Conversely, if the steel and cement industries try to make up for lost time by boosting summer production, supplies of power and fuel could be seasonally squeezed.
The ups and downs in demand are likely to frustrate plans to deal with China’s overcapacity problems in the coal, steel, cement and power industries.
“It sounds like a classic administrative mandate-oriented way of doing things,” said Herberg.
“You try to move a bunch of levers to control one thing, but then you create all kinds of distortions and collateral effects in other things that you’re trying to do,” he said.
Philip Andrews-Speed, a China energy expert and principal fellow at National University of Singapore, called the seasonal smog plan “amazing” and the “ultimate administrative instrument.”
Among the complications, Andrews-Speed sees trouble for industrial profits and employment in one-third of the year.
“Companies will face real financial losses, as will the workers, I guess,” Andrews-Speed said by email.
Plant efficiency depends on operating at or near full capacity all the time, he argued.
“So, if they close and then ramp up, the full advantages of these technologies will be lost,” Andrews-Speed said.
The scheduling disruptions could have ripple effects for suppliers, trade and the entire economy.
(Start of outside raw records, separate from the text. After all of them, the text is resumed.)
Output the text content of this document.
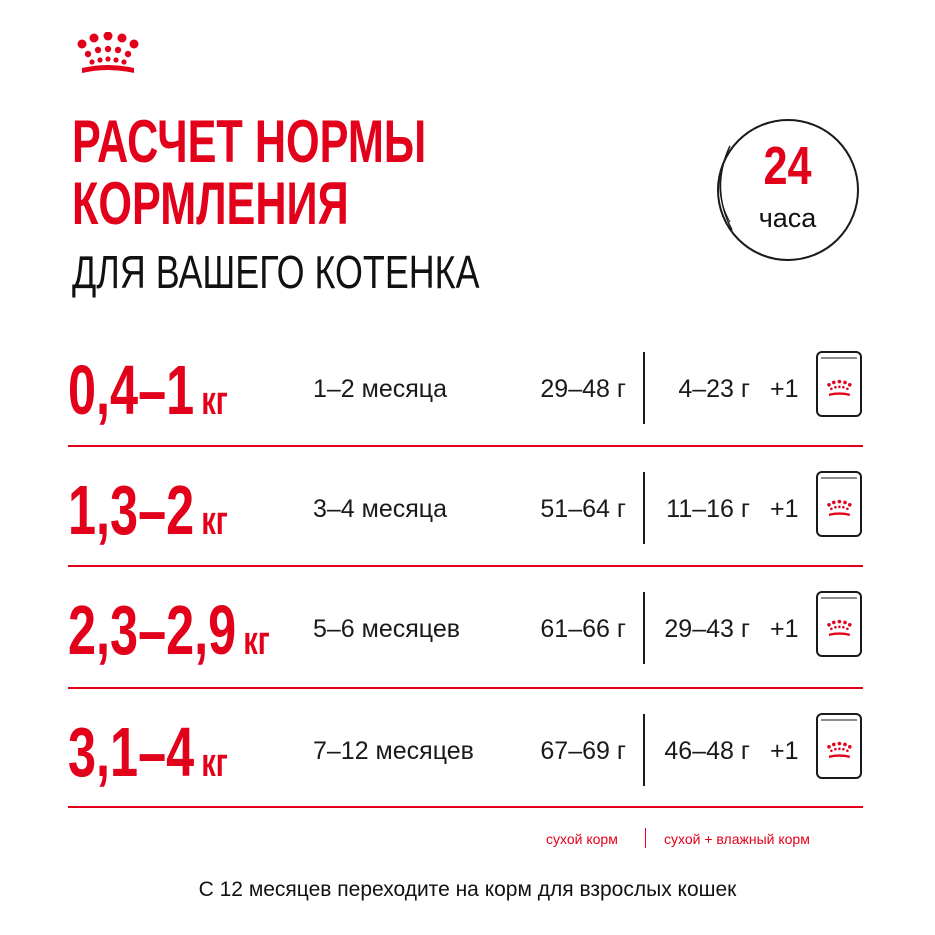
РАСЧЕТ НОРМЫ
КОРМЛЕНИЯ
ДЛЯ ВАШЕГО КОТЕНКА
24
часа
0,4–1 кг	1–2 месяца	29–48 г	4–23 г +1
1,3–2 кг	3–4 месяца	51–64 г	11–16 г +1
2,3–2,9 кг 5–6 месяцев	61–66 г 29–43 г +1
3,1–4 кг	7–12 месяцев	67–69 г 46–48 г +1
сухой корм	сухой + влажный корм
С 12 месяцев переходите на корм для взрослых кошек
“These plants are at the front end of long supply chains, which will also be affected,” Andrews-Speed said. “Do the intermediate manufacturers have to become seasonal, too? Should they build up huge stocks of inputs in the summer, or do they instead import the inputs?”
Fake emissions data
The complications of the smog crisis coincide with reports of widespread noncompliance with the central government’s environmental restrictions, raising questions about whether the winter plan can be carried out at all.
In February and March, the MEP sent 260 inspectors in 18 teams to check on 8,500 emissions sources in the northern region, including factories, mines and heating providers, the South China Morning Post reported.
At least 3,119 of the sources had either “faked emissions data” or resisted the inspections, the paper said, suggesting a noncompliance rate of more than 36 percent.
According to a ministry statement, the inspectors found a litany of violations including entire areas that lacked systems to curb production during declared smog alerts.
In an economic development zone of Hebei province’s Tangshan city, antipollution plans from another region were randomly copied along with incorrect place names, the paper said.
The inspections in nearby regions have become a standard reaction to the outbreaks of smog in Beijing.
On April 4, the MEP sent inspection teams to seven northern cities following an orange alert, the second-highest level, in the capital during that week.
The inspectors again found glaring violations, including falsified pollution data and a Tangshan steel mill that had turned its pollution detector off.
Those responsible were detained by local police, Xinhua said, citing the MEP. But it is unclear whether government regulators are having any effect on compliance rates.
In another case, a furniture plant in Hebei’s Xingtai city simply refused to be inspected, Xinhua reported.
On April 3, the ministry said it had summoned officials from seven districts in Beijing, Tianjin and cities in Hebei and Shanxi to reprimand them for poor environmental enforcement. The officials pledged to submit rectification plans within 20 days, China Daily said.
The prevalence of noncompliance gives little confidence that the winter smog plan will work, although there could be significant consequences if it does.
The issue also raises the question of why central government authority has had such a limited effect on local officials and industry with regard to smog at a time when President Xi Jinping has exercised increasing political power.
“It just demonstrates how complicated this economy is and how difficult it is to keep managing it,” said Herberg.
“There’s tremendous power of the provincial and local governments to ignore edicts from Beijing,” he said.